Even as he created works in this vein, Szyk’s style began to shift. In 1918 a Polish-Jewish literary society sent Szyk and other artists on a tour of Palestine. There he made contacts in the Bezalel art academy, which sought to recreate a Jewish national artistic tradition in the Land of Israel. Many extant works from this period in Szyk’s career contain signature elements of that movement such as vistas of the land of Israel, themes of national redemption. and the use of Near-Eastern artistic styles and archaeological forms. In Szyk’s 1925 Book of Esther, for example, King Ahasuerus is depicted as a neo-Assyrian king, with a long, braided beard and conical helmet, a human-headed winged lion in the background. Bezalel was influential in Szyk’s work but during this same period he also evinced very different influences in other works, such as his 1926 surrealist-expressionist interpretation of Flaubert’s La Tentation de saint Antoine.
In 1929, Szyk exhibited his forty-five page illuminated Statute of Kalisz, a charter granted to Jews for settlement by the Duke of Kalisz in 1264, in Warsaw, Lodz and Kalisz. Szyk received the Gold Cross of Merit from the Polish government in recognition of the work, which depicts vignettes of Polish-Jewish history and Jewish contributions to Poland. Its title page features the Polish King Casmir III the Great enthroned above the statue itself, which resembles an open Torah scroll flanked by two rampant lions. The decorative program of The Statute is executed in a high Gothic idiom but many of the vignettes are unmistakably modern.
Szyk’s 1940 Haggadah, considered by many his magnum opus, evinces strong influence from medieval Jewish illumination but it is also thoroughly of his time, combining historical references with realist imagery. Szyk’s depiction of the four sons follows a medieval and early modern convention of making the sons into caricatures of contemporary types. His wise son is a classical yeshiva student, his uneducated son an Israeli Kibbutznik, his simple son a jolly hasid, and his wicked son a cigar-smoking German gentleman.
In addition to his illuminated books, several of Szyk’s political illuminations also stand out in the exhibition. Many of these are executed in a realist style very far from that of his illuminated books. One of these is a 1943 work titled De Profundis, a reference to Psalm 130. It was commissioned by the Christian Textbook Commission, an organization that aimed to excise anti-Semitism from Christian curricula.

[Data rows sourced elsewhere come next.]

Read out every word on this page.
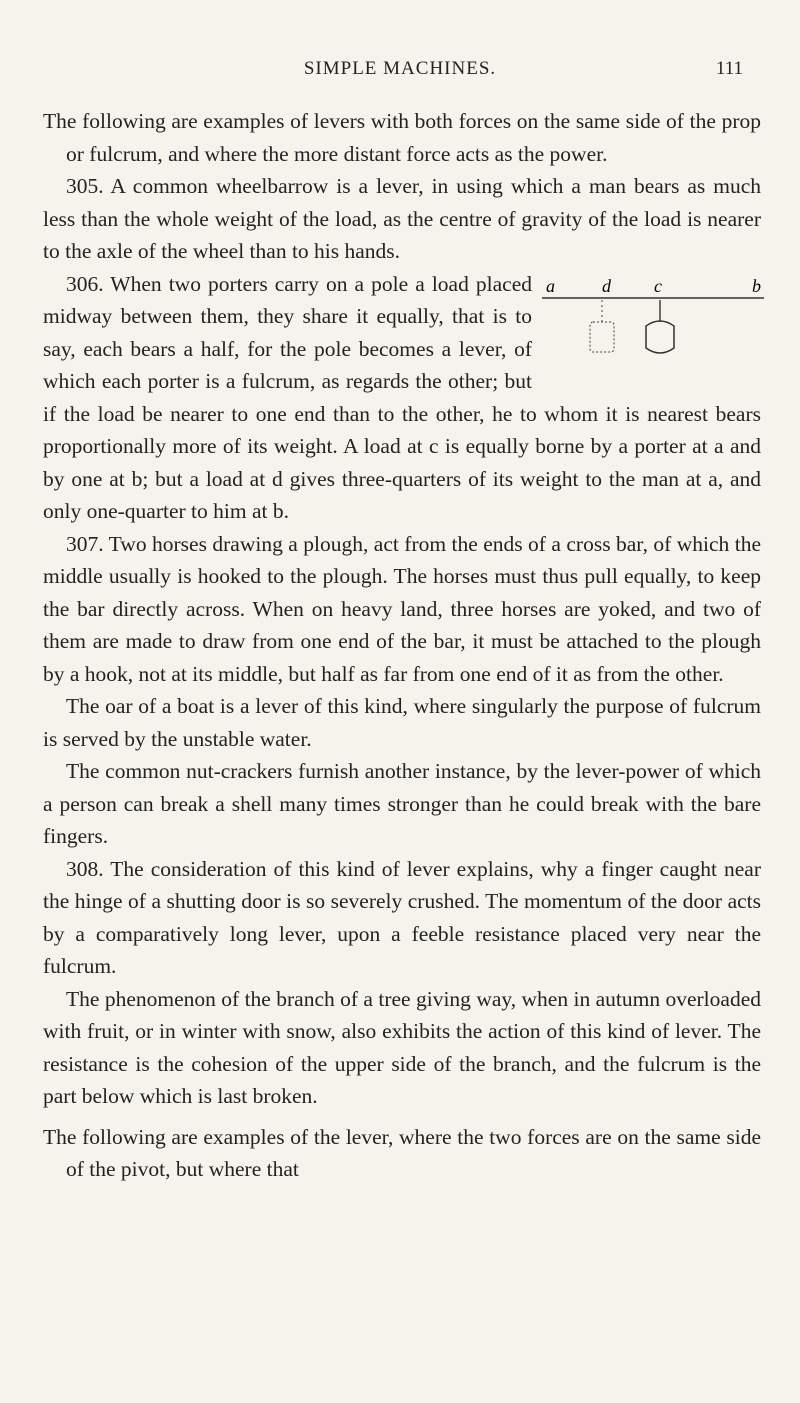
SIMPLE MACHINES.	111

The following are examples of levers with both forces on the same side of the prop or fulcrum, and where the more distant force acts as the power.

305. A common wheelbarrow is a lever, in using which a man bears as much less than the whole weight of the load, as the centre of gravity of the load is nearer to the axle of the wheel than to his hands.

a	d c	b
306. When two porters carry on a pole a load placed midway between them, they share it equally, that is to say, each bears a half, for the pole becomes a lever, of which each porter is a fulcrum, as regards the other; but if the load be nearer to one end than to the other, he to whom it is nearest bears proportionally more of its weight. A load at c is equally borne by a porter at a and by one at b; but a load at d gives three-quarters of its weight to the man at a, and only one-quarter to him at b.

307. Two horses drawing a plough, act from the ends of a cross bar, of which the middle usually is hooked to the plough. The horses must thus pull equally, to keep the bar directly across. When on heavy land, three horses are yoked, and two of them are made to draw from one end of the bar, it must be attached to the plough by a hook, not at its middle, but half as far from one end of it as from the other.

The oar of a boat is a lever of this kind, where singularly the purpose of fulcrum is served by the unstable water.

The common nut-crackers furnish another instance, by the lever-power of which a person can break a shell many times stronger than he could break with the bare fingers.

308. The consideration of this kind of lever explains, why a finger caught near the hinge of a shutting door is so severely crushed. The momentum of the door acts by a comparatively long lever, upon a feeble resistance placed very near the fulcrum.

The phenomenon of the branch of a tree giving way, when in autumn overloaded with fruit, or in winter with snow, also exhibits the action of this kind of lever. The resistance is the cohesion of the upper side of the branch, and the fulcrum is the part below which is last broken.

The following are examples of the lever, where the two forces are on the same side of the pivot, but where that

The black and white drawing depicts slaughtered Jews of varied religious and socio-economic backgrounds, Jesus with his crown of thorns among them, holding the ten commandments against his body. The caption reads, “Cain, where is Abel thy brother?” Irvin Ungar, the Szyk expert and collector, calls De Profundis Szyk’s Guernia.
Szyk’s work has gained increasing popularity and scholarly attention over the past two decades as scholars have begun to explore early twentieth-century Jewish art and because of the exhibitions mentioned above. His place in American political art is increasingly well-documented but his work raises very interesting questions for historians of American Judaism, of Jewish art, and of Zionist art that remain to be explored. Thankfully, this exhibition leaves us with plenty of food for thought.